Qu’on se rappelle la pétition signée par 8 000 Burkinabè de toutes les régions pour la construction du siège de l’AMVS au Sourou. Rien n’y fit. L’infrastructure a été érigée à Ouaga 2000. Pourtant, le bien-fondé de son implantation dans la vallée collait fortement au bon sens et à l’équité. Autre exemple : dans les années 2010, la ville de Tougan était coupée de la capitale, faute de voies d’accès praticables. La seule compagnie de transport qui desservait la ville n’en pouvait plus. Résultat : la ville a été coupée de la capitale pendant dix jours. La réaction de la population a été la suivante : elle a sorti drapeau malien et l’a promené à travers la ville en disant : « Puisqu’on ne nous considère pas comme des Burkinabè, eh bien, nous allons retourner au Soudan français (actuel Mali) ». Comme entre 1932 et 1947.


Commentaire, leçons à tirer du passage du MPSR au MPSR II et perspectives envisageables ?

La leçon essentielle à tirer est qu’on ne peut pas ruser avec le pouvoir. Damiba s’est vite démarqué des objectifs premiers. Son objectif de prise de pouvoir n’était pas celui de ceux qui l’ont placé au pouvoir. Manifestement, il y avait une différence fondamentale d’appréciation entre Damiba et les jeunes auxquels il devait. Ambiguïté quant à la définition même du MPSR. « Sauvegarder » et « restaurer » n’avaient pas le même sens selon Damiba et Ibrahim Traoré. Le passage du MPSR au MPSR II signifie une rectification, un retour aux intentions premières. Les perspectives sont dans le camp de capitaine Ibrahim Traoré et ses compagnons ; ils ont le choix entre sortir la tête haute, en patriotes vainqueurs du mal qui nous ronge, ou s’engager dans une impasse. Mon opinion est qu’ils ont l’audace, la foi et la légitimité populaire nécessaire pour entrer dans l’histoire d’un pays reconquis, digne et lancé sur le chemin d’un développement tel qu’initié par Sankara. La condition de réussite est d’être à l’écoute du peuple profond, qui attend d’eux de rassembler, de combattre, de vaincre.

Capitaine Thomas Sankara, capitaine Ibrahim Traoré, des traits communs ?

Ibrahim Traoré est sans doute un héritier de Thomas Sankara, du point de vue âge et vision, quoi que n’ayant connu et vécu l’odyssée du 4 août 83. Le discours, le comportement et l’élan du jeune capitaine Ibrahim Traoré rappellent à bien des égards ceux de Thomas Sankara, le degré de charisme en moins, la complexité du contexte en plus. Mais Sankara est un géant, une icône planétaire. Ses héritiers se doivent de lui laisser l’exclusivité du piédestal sur lequel il est perché. IB peut et doit avoir l’audace, l’imagination et l’intégrité de Sankara, ainsi que son sens du sacrifice et du travail. Nous lui souhaitons de réussir, au regard de ses atouts.

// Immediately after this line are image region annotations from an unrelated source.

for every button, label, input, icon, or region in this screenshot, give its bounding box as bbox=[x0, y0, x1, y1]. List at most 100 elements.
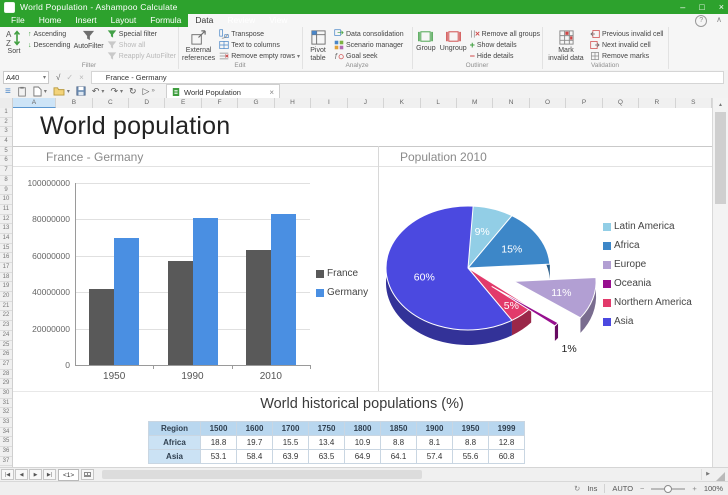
menu-tab-file[interactable]: File bbox=[4, 14, 32, 27]
row-header-26[interactable]: 26 bbox=[0, 350, 12, 360]
ascending-button[interactable]: ↑Ascending bbox=[28, 29, 70, 39]
column-header-R[interactable]: R bbox=[639, 98, 675, 108]
maximize-button[interactable]: □ bbox=[699, 0, 704, 14]
menu-tab-view[interactable]: View bbox=[262, 14, 294, 27]
table-header-cell[interactable]: 1600 bbox=[237, 422, 273, 436]
last-sheet-button[interactable]: ▶| bbox=[43, 469, 56, 480]
help-icon[interactable]: ? bbox=[695, 15, 707, 27]
table-value-cell[interactable]: 15.5 bbox=[273, 436, 309, 450]
mark-invalid-data-button[interactable]: Mark invalid data bbox=[545, 29, 587, 62]
scroll-right-icon[interactable]: ▶ bbox=[701, 469, 714, 480]
more-tools-icon[interactable]: » bbox=[151, 88, 154, 94]
row-header-20[interactable]: 20 bbox=[0, 292, 12, 302]
column-header-G[interactable]: G bbox=[238, 98, 274, 108]
table-value-cell[interactable]: 53.1 bbox=[201, 450, 237, 464]
pie-legend-item-oceania[interactable]: Oceania bbox=[603, 278, 651, 289]
sheet-tab[interactable]: <1> bbox=[58, 469, 79, 481]
table-value-cell[interactable]: 18.8 bbox=[201, 436, 237, 450]
column-header-A[interactable]: A bbox=[13, 98, 56, 108]
column-header-L[interactable]: L bbox=[421, 98, 457, 108]
sheet-canvas[interactable]: World population France - Germany Popula… bbox=[13, 108, 712, 467]
zoom-slider[interactable] bbox=[651, 488, 685, 490]
row-header-3[interactable]: 3 bbox=[0, 127, 12, 137]
row-header-32[interactable]: 32 bbox=[0, 408, 12, 418]
row-header-36[interactable]: 36 bbox=[0, 447, 12, 457]
menu-tab-data[interactable]: Data bbox=[188, 14, 220, 27]
refresh-icon[interactable]: ↻ bbox=[129, 86, 137, 97]
close-button[interactable]: × bbox=[719, 0, 724, 14]
menu-tab-review[interactable]: Review bbox=[220, 14, 262, 27]
table-value-cell[interactable]: 55.6 bbox=[453, 450, 489, 464]
row-header-15[interactable]: 15 bbox=[0, 244, 12, 254]
pie-legend-item-africa[interactable]: Africa bbox=[603, 240, 640, 251]
row-header-22[interactable]: 22 bbox=[0, 311, 12, 321]
special-filter-button[interactable]: Special filter bbox=[107, 29, 176, 39]
select-all-corner[interactable] bbox=[0, 98, 13, 108]
table-header-cell[interactable]: 1850 bbox=[381, 422, 417, 436]
previous-sheet-button[interactable]: ◀ bbox=[15, 469, 28, 480]
undo-icon[interactable]: ↶ bbox=[92, 86, 100, 97]
scenario-manager-button[interactable]: Scenario manager bbox=[334, 40, 404, 50]
pie-legend-item-northern-america[interactable]: Northern America bbox=[603, 297, 692, 308]
next-invalid-cell-button[interactable]: Next invalid cell bbox=[590, 40, 663, 50]
descending-button[interactable]: ↓Descending bbox=[28, 40, 70, 50]
table-header-cell[interactable]: Region bbox=[149, 422, 201, 436]
row-header-8[interactable]: 8 bbox=[0, 176, 12, 186]
pie-legend-item-europe[interactable]: Europe bbox=[603, 259, 646, 270]
remove-empty-rows-button[interactable]: Remove empty rows▾ bbox=[219, 51, 300, 61]
auto-indicator[interactable]: AUTO bbox=[612, 484, 633, 493]
column-header-S[interactable]: S bbox=[676, 98, 712, 108]
open-folder-dropdown-icon[interactable]: ▾ bbox=[67, 88, 70, 95]
menu-tab-formula[interactable]: Formula bbox=[143, 14, 188, 27]
row-header-37[interactable]: 37 bbox=[0, 457, 12, 467]
hide-details-button[interactable]: −Hide details bbox=[470, 51, 540, 61]
close-document-icon[interactable]: × bbox=[269, 88, 274, 97]
column-header-I[interactable]: I bbox=[311, 98, 347, 108]
undo-dropdown-icon[interactable]: ▾ bbox=[101, 88, 104, 95]
pie-legend-item-asia[interactable]: Asia bbox=[603, 316, 633, 327]
row-header-28[interactable]: 28 bbox=[0, 370, 12, 380]
table-value-cell[interactable]: 64.1 bbox=[381, 450, 417, 464]
table-header-cell[interactable]: 1800 bbox=[345, 422, 381, 436]
sort-button[interactable]: AZ Sort bbox=[3, 29, 25, 56]
row-header-2[interactable]: 2 bbox=[0, 118, 12, 128]
row-header-10[interactable]: 10 bbox=[0, 195, 12, 205]
row-header-27[interactable]: 27 bbox=[0, 360, 12, 370]
table-header-cell[interactable]: 1999 bbox=[489, 422, 525, 436]
column-header-J[interactable]: J bbox=[348, 98, 384, 108]
menu-tab-home[interactable]: Home bbox=[32, 14, 69, 27]
table-header-cell[interactable]: 1900 bbox=[417, 422, 453, 436]
table-value-cell[interactable]: 12.8 bbox=[489, 436, 525, 450]
row-header-18[interactable]: 18 bbox=[0, 273, 12, 283]
table-value-cell[interactable]: 58.4 bbox=[237, 450, 273, 464]
new-document-dropdown-icon[interactable]: ▾ bbox=[44, 88, 47, 95]
table-value-cell[interactable]: 8.8 bbox=[453, 436, 489, 450]
row-header-12[interactable]: 12 bbox=[0, 215, 12, 225]
table-value-cell[interactable]: 64.9 bbox=[345, 450, 381, 464]
minimize-button[interactable]: – bbox=[680, 0, 685, 14]
vertical-scroll-thumb[interactable] bbox=[715, 112, 726, 204]
row-header-9[interactable]: 9 bbox=[0, 186, 12, 196]
goal-seek-button[interactable]: fGoal seek bbox=[334, 51, 404, 61]
confirm-entry-icon[interactable]: ✓ bbox=[66, 73, 73, 82]
recalculate-icon[interactable]: ↻ bbox=[574, 484, 580, 493]
zoom-out-icon[interactable]: − bbox=[640, 484, 644, 493]
horizontal-scroll-thumb[interactable] bbox=[102, 470, 422, 479]
column-header-C[interactable]: C bbox=[93, 98, 129, 108]
row-header-7[interactable]: 7 bbox=[0, 166, 12, 176]
column-header-H[interactable]: H bbox=[275, 98, 311, 108]
column-header-E[interactable]: E bbox=[165, 98, 201, 108]
row-header-34[interactable]: 34 bbox=[0, 428, 12, 438]
table-header-cell[interactable]: 1950 bbox=[453, 422, 489, 436]
external-references-button[interactable]: External references bbox=[181, 29, 216, 62]
row-header-5[interactable]: 5 bbox=[0, 147, 12, 157]
column-header-D[interactable]: D bbox=[129, 98, 165, 108]
zoom-in-icon[interactable]: + bbox=[692, 484, 696, 493]
row-header-19[interactable]: 19 bbox=[0, 282, 12, 292]
cell-reference-box[interactable]: A40 ▾ bbox=[3, 71, 49, 84]
column-header-N[interactable]: N bbox=[493, 98, 529, 108]
first-sheet-button[interactable]: |◀ bbox=[1, 469, 14, 480]
row-header-21[interactable]: 21 bbox=[0, 302, 12, 312]
table-value-cell[interactable]: 63.5 bbox=[309, 450, 345, 464]
column-header-M[interactable]: M bbox=[457, 98, 493, 108]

Concernant le gouvernement à venir…, quels profils ?

Un postulat est à retenir : il s’agit de nommer un gouvernement de combat, de sacrifice, de compétence. A ce triptyque doit s’adosser l’exécutif à installer. Les hommes et les femmes à choisir doivent être des serviteurs intègres et moralement acceptés par le peuple. Je pense que ce pays, malgré les trois décennies de mal gouvernance caractérisée, renferme des patriotes à même de répondre à l’appel. Il faut chercher, trier, sélectionner, mais surtout faire attention aux élans d’une certaine classe politique affairiste, comptable d’un passé ruineux.